Although mandatory arbitration can provide a more comfortable middle ground, U.S. lawyers should not overlook the benefits that litigation in France can bring. For example, French damage awards tend to be much lower than damage awards in either the federal or state U.S. courts, even when jury trials are waived. Also, owing to the fact the discovery is very limited under French civil procedure, the process of litigating is much more rapid and less expensive than in either federal or state U.S. courts.

These differences can work to one party’s advantage or disadvantage depending on whether the client is supplying or purchasing equipment, giving or receiving representations or warranties, will be the payer or payee (think of where the assets are), and whether or not counsel believes that extended U.S. discovery and U.S. juries could, would, or should be beneficial to the case.

 

Tips for Negotiating Damage Clauses

If counsel is determined to keep any potential litigation in U.S. courts, one negotiating strategy is to describe the concept of American “long-arm” jurisdiction to the French company. Counsel can explain that under this established theory of jurisdiction, the French company could, despite its best efforts, end up in the U.S. courts anyway.

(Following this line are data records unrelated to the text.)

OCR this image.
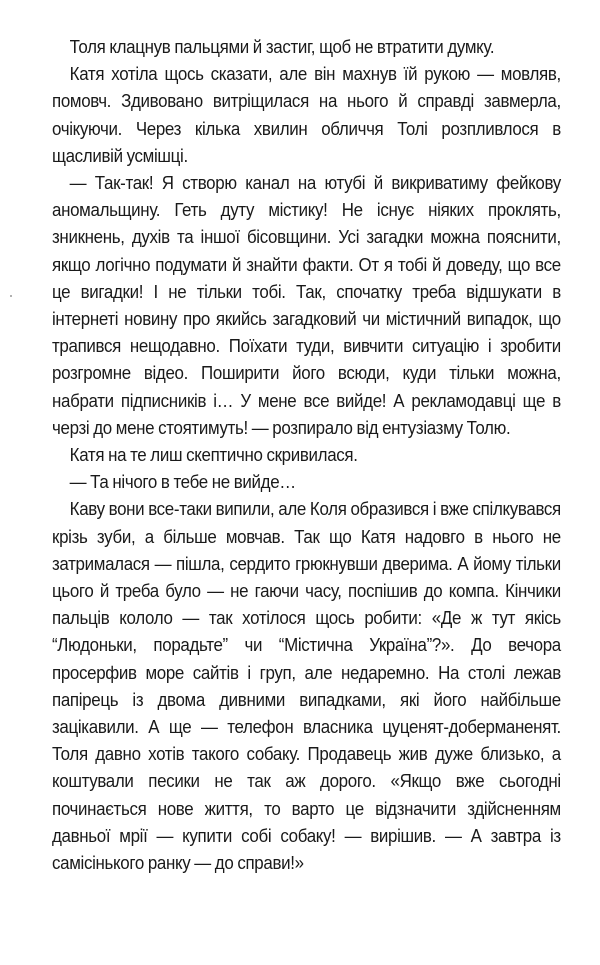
Толя клацнув пальцями й застиг, щоб не втратити думку.

Катя хотіла щось сказати, але він махнув їй рукою — мовляв, помовч. Здивовано витріщилася на нього й справді завмерла, очікуючи. Через кілька хвилин обличчя Толі розпливлося в щасливій усмішці.

— Так-так! Я створю канал на ютубі й викриватиму фейкову аномальщину. Геть дуту містику! Не існує ніяких проклять, зникнень, духів та іншої бісовщини. Усі загадки можна пояснити, якщо логічно подумати й знайти факти. От я тобі й доведу, що все це вигадки! І не тільки тобі. Так, спочатку треба відшукати в інтернеті новину про якийсь загадковий чи містичний випадок, що трапився нещодавно. Поїхати туди, вивчити ситуацію і зробити розгромне відео. Поширити його всюди, куди тільки можна, набрати підписників і… У мене все вийде! А рекламодавці ще в черзі до мене стоятимуть! — розпирало від ентузіазму Толю.

Катя на те лиш скептично скривилася.

— Та нічого в тебе не вийде…

Каву вони все-таки випили, але Коля образився і вже спілкувався крізь зуби, а більше мовчав. Так що Катя надовго в нього не затрималася — пішла, сердито грюкнувши дверима. А йому тільки цього й треба було — не гаючи часу, поспішив до компа. Кінчики пальців кололо — так хотілося щось робити: «Де ж тут якісь “Людоньки, порадьте” чи “Містична Україна”?». До вечора просерфив море сайтів і груп, але недаремно. На столі лежав папірець із двома дивними випадками, які його найбільше зацікавили. А ще — телефон власника цуценят-доберманенят. Толя давно хотів такого собаку. Продавець жив дуже близько, а коштували песики не так аж дорого. «Якщо вже сьогодні починається нове життя, то варто це відзначити здійсненням давньої мрії — купити собі собаку! — вирішив. — А завтра із самісінького ранку — до справи!»
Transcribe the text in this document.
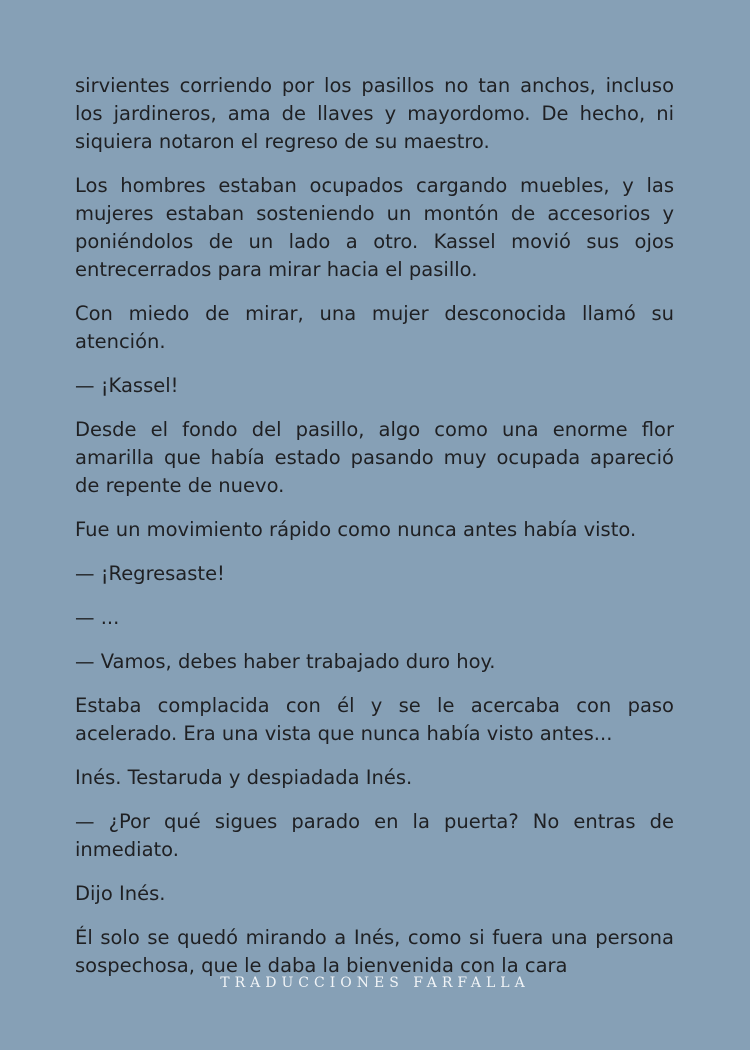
sirvientes corriendo por los pasillos no tan anchos, incluso los jardineros, ama de llaves y mayordomo. De hecho, ni siquiera notaron el regreso de su maestro.

Los hombres estaban ocupados cargando muebles, y las mujeres estaban sosteniendo un montón de accesorios y poniéndolos de un lado a otro. Kassel movió sus ojos entrecerrados para mirar hacia el pasillo.

Con miedo de mirar, una mujer desconocida llamó su atención.

— ¡Kassel!

Desde el fondo del pasillo, algo como una enorme flor amarilla que había estado pasando muy ocupada apareció de repente de nuevo.

Fue un movimiento rápido como nunca antes había visto.

— ¡Regresaste!

— ...

— Vamos, debes haber trabajado duro hoy.

Estaba complacida con él y se le acercaba con paso acelerado. Era una vista que nunca había visto antes...

Inés. Testaruda y despiadada Inés.

— ¿Por qué sigues parado en la puerta? No entras de inmediato.

Dijo Inés.

Él solo se quedó mirando a Inés, como si fuera una persona sospechosa, que le daba la bienvenida con la cara

TRADUCCIONES FARFALLA
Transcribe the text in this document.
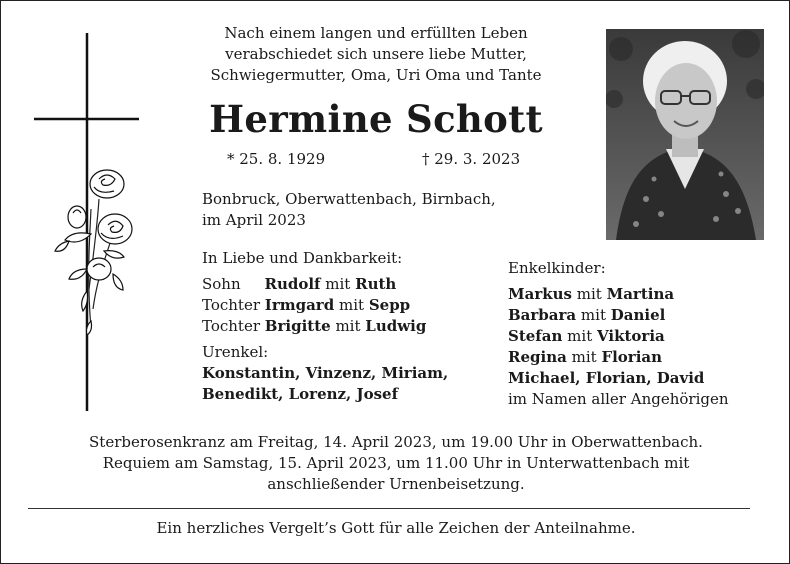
Nach einem langen und erfüllten Leben
verabschiedet sich unsere liebe Mutter,
Schwiegermutter, Oma, Uri Oma und Tante
Hermine Schott
* 25. 8. 1929	† 29. 3. 2023
Bonbruck, Oberwattenbach, Birnbach,
im April 2023
In Liebe und Dankbarkeit:
Sohn Rudolf mit Ruth
Tochter Irmgard mit Sepp
Tochter Brigitte mit Ludwig
Urenkel:
Konstantin, Vinzenz, Miriam,
Benedikt, Lorenz, Josef
Enkelkinder:
Markus mit Martina
Barbara mit Daniel
Stefan mit Viktoria
Regina mit Florian
Michael, Florian, David
im Namen aller Angehörigen
Sterberosenkranz am Freitag, 14. April 2023, um 19.00 Uhr in Oberwattenbach.
Requiem am Samstag, 15. April 2023, um 11.00 Uhr in Unterwattenbach mit
anschließender Urnenbeisetzung.
Ein herzliches Vergelt’s Gott für alle Zeichen der Anteilnahme.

Consequently, as opposed to fighting the inevitable, it may be to the French company’s advantage to accept more restrictive, protective language now.

However, if the parties have nevertheless decided to accept French law (voluntarily or otherwise), there are multiple negotiating dos and don’ts to bear in mind. Below are ten such tips:

  1. Do not immediately reject out of hand whatever language exists in the French draft if one is presented.
  2. Do not insist on language that may not be relevant if French law is going to govern the contract. Because consequential, incidental, and punitive damages do not exist under French law, there is no point insisting on this language.
  3. Do discuss your objectives by explaining which types of damages are acceptable and which types you must exclude. It is often helpful to give the French company a definition and examples of consequential, special, incidental, and punitive damages so that the other side understands why you are concerned with their exclusion. Providing the other side copies of the Black’s Law Dictionary definitions may assist in explaining the arguments.
  4. Do insist on the deletion of all references to indirect damages in all contractual documents; under French law, one can recover only direct damages.
  5. Do note that direct damages can include financial loss if such damages can be proved.
  6. Do try to negotiate for the exclusion of all types of financial or “intangible” damages, such as lost profit and damage to reputation.
  7. Do insist on a per occurrence and/or an annual cap on damages of whatever nature with a minimum claim amount so that you are assured that any claims are substantial ones.
  8. Do try to obtain the inclusion of the amount of any late payment or late delivery penalties within the cap on total damages and its deduction from any damage award.
  9. Do explain the difference between the remedies available during a warranty/guarantee period in a supply contract, and the remedies available during post-warranty periods, if relevant. Often, French companies worry that if the guarantee is a limited “repair-and-replace” guarantee, they cannot make a claim for damages after the expiration of the warranty period.
  10. Do consider walking away from the negotiating table if you are faced with an obstructive, arrogant attitude, but only after several negotiation meetings over several months. Sometimes (but not always) a show of attitude in response to a show of attitude will force the other party to escalate to a higher level or will allow you to do so, which often facilitates the resolution of some or all of the blocking points.

 

Conclusion

While there are differences between French and U.S. commercial laws and procedures, upon closer inspection, they are more similar than one might think at first glance. In negotiating exclusions of liability, both sides will benefit from understanding the context of the other side and, hopefully, recognizing that they share similar goals.